Dad was not perfect, and he knew that but he tried his best to be perfect as he could; when he fell short, he spent a great deal of his time pointing out the unfair imperfections of others at anytime and anywhere. This personality flaw rubbed a lot of people the wrong way and turned a lot of former friends and family alike into enemies and now his children have inherited his enemies. Dad usually meant well but did not know how to convey the difference between constructive criticism and destructive criticism. It takes a very resilient person to survive our dad's environment. Speaking from experience, as a son, I took his criticism as a challenge and did my best to prove it wrong. 
For those who know our dad, know that he was truthful in what he said but it was painful. Those of us who were resilient, appreciated dad's critiquing of our flaws and his truthfulness after we learned not to take it personal. It takes a great deal of time to recover from our dad's arsenal of insults and many never did recover. We as his children don't have a clue as to who or how many people our dad has offended; all that we know is that we have paid a steep price for it. 

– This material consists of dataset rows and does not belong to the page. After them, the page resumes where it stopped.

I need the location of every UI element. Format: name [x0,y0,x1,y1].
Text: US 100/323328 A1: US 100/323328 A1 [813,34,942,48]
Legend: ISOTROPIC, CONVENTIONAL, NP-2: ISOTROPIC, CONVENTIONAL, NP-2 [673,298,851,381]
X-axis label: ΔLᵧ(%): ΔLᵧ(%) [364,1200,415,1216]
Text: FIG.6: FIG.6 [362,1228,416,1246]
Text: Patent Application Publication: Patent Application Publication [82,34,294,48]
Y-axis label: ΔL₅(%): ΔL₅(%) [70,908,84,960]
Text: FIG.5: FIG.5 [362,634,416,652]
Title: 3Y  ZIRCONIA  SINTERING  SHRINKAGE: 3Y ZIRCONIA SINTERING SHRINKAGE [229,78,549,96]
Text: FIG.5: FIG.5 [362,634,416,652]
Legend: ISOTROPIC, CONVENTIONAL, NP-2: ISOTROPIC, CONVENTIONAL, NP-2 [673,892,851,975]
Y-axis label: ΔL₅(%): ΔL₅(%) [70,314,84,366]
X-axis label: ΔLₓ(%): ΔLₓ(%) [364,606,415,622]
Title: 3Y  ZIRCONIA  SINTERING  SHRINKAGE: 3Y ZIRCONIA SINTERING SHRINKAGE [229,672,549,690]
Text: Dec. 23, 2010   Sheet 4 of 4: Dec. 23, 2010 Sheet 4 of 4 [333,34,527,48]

As we ask God to forgive us for our trespasses as we forgive those who have trespassed against us; we personally want to apologize to the greater Flint community for our father's inconsiderate insults and any that we may have committed. "We send our greatest sympathy." The new generation of Motens "understands that the best offense is to never offend at all." Thanks to all of my dad's friends and family who showed support in our times of need. Please pray for us in our time of healing.